Quel bilan en matière de lutte contre la corruption????

On nous dit que la mafia locale cherche à abattre Youssef Chahed et que sa pression est telle que, sans un vaste soutien populaire, ce gouvernement tombera…

Ce n'est pas que je sois sceptique et que de telles affirmations corroborées certes par l'agressivité de ses adversaires, me laissent indifférent, mais, s'il y a eu lutte contre la corruption, ses résultats seraient visibles et se répercuteraient sur les finances désastrées du pays …

Mais force est de constater, qu'en dehors des effets d'annonce et de l'affaire Jarraya qui risque de connaître un triste épilogue pour le gouvernement au vu des rebondissements récents, cette lutte demeure un vœu pieux, elle est bien fantomatique en dépit des mécanismes législatifs mis en place pour en accélérer la cadence.

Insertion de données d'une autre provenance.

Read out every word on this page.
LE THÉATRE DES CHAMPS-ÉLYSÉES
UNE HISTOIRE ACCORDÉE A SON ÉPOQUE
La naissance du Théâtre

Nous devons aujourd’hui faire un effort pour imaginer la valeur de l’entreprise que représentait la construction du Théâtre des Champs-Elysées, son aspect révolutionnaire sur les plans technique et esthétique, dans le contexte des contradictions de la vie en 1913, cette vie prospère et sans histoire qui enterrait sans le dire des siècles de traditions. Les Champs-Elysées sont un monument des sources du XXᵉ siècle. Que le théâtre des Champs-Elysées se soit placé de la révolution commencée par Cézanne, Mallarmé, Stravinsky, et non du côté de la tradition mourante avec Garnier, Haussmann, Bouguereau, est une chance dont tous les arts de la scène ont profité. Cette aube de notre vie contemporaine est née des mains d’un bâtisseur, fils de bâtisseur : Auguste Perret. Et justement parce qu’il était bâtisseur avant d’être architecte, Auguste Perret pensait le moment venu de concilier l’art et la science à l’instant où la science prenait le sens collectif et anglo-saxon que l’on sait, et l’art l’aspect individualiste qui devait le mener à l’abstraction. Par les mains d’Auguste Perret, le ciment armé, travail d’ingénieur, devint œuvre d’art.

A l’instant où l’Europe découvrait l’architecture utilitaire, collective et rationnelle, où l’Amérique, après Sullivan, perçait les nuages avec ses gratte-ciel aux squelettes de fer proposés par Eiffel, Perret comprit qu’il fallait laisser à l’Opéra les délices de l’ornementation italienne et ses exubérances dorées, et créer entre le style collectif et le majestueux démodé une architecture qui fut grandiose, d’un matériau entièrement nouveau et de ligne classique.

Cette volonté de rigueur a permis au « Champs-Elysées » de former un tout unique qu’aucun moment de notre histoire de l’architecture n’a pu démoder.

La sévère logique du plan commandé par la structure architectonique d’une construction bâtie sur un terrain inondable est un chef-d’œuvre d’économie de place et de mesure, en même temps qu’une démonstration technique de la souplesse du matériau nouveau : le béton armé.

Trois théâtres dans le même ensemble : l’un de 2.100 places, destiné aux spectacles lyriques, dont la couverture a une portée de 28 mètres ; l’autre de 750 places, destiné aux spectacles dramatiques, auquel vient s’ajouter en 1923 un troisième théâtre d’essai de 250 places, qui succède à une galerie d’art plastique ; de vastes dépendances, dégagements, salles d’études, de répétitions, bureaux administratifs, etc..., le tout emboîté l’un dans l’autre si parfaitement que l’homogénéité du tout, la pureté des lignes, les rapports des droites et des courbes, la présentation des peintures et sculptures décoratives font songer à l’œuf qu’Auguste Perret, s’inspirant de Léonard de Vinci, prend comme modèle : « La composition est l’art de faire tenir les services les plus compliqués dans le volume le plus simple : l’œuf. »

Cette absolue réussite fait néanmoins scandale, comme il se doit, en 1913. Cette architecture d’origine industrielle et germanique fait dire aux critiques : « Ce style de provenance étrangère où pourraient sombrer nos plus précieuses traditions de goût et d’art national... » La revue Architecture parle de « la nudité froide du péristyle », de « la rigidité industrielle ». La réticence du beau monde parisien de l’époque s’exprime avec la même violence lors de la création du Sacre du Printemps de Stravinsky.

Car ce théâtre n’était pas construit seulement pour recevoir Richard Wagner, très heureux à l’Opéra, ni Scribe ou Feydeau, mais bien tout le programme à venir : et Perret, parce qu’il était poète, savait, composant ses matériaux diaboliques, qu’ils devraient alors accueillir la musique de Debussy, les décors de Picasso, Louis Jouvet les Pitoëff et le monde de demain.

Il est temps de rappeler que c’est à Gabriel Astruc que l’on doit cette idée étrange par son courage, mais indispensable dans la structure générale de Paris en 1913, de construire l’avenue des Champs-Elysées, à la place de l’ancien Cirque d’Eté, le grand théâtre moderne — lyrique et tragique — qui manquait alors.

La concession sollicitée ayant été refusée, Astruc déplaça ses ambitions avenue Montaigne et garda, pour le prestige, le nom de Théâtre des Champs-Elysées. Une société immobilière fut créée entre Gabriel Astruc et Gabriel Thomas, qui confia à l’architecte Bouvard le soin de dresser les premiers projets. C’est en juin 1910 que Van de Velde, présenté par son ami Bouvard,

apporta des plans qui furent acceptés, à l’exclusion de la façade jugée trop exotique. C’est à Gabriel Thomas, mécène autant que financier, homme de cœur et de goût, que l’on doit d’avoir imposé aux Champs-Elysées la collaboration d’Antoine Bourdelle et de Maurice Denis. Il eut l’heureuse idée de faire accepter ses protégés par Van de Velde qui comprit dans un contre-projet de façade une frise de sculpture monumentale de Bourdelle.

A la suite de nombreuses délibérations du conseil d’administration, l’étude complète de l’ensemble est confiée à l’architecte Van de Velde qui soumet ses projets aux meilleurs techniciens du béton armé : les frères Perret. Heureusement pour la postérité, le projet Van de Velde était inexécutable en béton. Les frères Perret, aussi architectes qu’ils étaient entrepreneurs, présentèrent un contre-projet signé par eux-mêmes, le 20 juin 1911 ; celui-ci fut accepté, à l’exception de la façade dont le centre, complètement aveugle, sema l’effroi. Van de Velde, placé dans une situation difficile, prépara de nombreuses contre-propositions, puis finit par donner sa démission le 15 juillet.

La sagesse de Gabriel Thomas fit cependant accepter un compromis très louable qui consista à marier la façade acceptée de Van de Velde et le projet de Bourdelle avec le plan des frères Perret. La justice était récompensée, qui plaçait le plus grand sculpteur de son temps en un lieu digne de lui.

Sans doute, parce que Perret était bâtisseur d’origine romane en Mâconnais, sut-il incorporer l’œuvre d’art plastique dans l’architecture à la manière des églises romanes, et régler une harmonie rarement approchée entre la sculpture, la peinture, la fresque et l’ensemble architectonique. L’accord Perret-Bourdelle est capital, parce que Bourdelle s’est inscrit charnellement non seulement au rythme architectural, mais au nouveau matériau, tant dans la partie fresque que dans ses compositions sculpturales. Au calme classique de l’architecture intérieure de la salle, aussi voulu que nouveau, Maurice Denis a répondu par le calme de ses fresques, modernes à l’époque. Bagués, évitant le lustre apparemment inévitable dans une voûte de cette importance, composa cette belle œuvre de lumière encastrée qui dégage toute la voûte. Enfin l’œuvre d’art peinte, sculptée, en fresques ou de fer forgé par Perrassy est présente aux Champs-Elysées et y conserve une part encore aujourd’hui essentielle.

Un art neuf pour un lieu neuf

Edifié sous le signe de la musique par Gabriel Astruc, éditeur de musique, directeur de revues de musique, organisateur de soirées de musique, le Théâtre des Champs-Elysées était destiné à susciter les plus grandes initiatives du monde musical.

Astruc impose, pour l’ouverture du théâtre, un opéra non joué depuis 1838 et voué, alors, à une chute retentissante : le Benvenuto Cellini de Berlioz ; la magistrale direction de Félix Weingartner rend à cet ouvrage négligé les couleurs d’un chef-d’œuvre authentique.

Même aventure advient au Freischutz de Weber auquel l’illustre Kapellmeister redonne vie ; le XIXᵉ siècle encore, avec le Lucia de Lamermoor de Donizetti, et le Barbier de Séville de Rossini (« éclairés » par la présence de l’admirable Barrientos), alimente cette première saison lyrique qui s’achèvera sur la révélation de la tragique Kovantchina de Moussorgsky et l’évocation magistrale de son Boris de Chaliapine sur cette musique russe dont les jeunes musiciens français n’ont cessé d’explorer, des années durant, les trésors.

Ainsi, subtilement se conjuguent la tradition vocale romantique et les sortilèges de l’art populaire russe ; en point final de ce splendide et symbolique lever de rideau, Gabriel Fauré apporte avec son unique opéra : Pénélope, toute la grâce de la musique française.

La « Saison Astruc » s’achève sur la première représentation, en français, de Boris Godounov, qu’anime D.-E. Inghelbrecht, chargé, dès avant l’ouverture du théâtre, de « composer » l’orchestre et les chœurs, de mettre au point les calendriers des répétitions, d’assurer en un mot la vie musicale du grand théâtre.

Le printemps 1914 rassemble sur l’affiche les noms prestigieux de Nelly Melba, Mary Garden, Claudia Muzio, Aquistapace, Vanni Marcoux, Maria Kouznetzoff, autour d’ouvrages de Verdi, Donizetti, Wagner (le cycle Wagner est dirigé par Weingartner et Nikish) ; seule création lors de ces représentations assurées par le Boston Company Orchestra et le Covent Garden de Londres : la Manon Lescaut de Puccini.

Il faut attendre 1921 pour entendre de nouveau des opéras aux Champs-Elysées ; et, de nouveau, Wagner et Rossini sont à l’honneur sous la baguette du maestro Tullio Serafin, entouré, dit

Elle est à l'image de ce Chawki Tabib qui dénonce, dénonce et s'apitoie comme un bon curé sur son impuissance.

Pourtant, ce combat si nécessaire et si décisif pour la survie de l'Etat, ne semble emballer ni le gouvernement, ni les partis politiques qui le composent, ni l'opposition ni l'UGTT ni la justice dont l'indépendance est désormais un mirage.

Ce n'est pas un alibi pour dédouaner Chahed et son gouvernement, mais en raison de l'inexistence d'une volonté politique et populaire inébranlable pour affronter la mafia, ses nervis, ses médias et sa clientèle politique et syndicale, il n'est pas du tout envisageable d'amorcer une quelconque sortie de crise, le naufrage moral d'une société ne peut conduire qu'à sa dislocation.

Nous avons hélas une génération qui est rétive à tout changement, à toute reconstruction d'un État délabré, esquinté, en ruines, confisqué par une administration vénale, incompétente, médiocre et fainéante parce que le produit d'un clientélisme effarant et par une mafia dont les nombreuses ramifications rappellent l'Italie des Andreotti, Craxi et leurs alliés de cosa nostra.

En Italie, il a fallu le courage, l’audace et l'intransigeance de juges incorruptibles pour que le système s'effondre et entraîne dans sa chute toute une classe politique aux ordres de la mafia, en Tunisie, nous n'avons pas de personnes suffisamment intègres pour aller débusquer les margoulins, d'autant plus, et je le note chaque jour, que ces marlous ont leurs relais sur Facebook, leurs pages sponsorisées et leurs mercenaires, ceux qui propagent chaque jour mensonges et intox....

Le sursaut moral d'une nation nécessite des valeurs, or, celles-ci, dans notre société, sont foulées aux pieds par cette génération justement et les générations auxquelles elle a transmis ses valeurs de pacotille....C'est triste!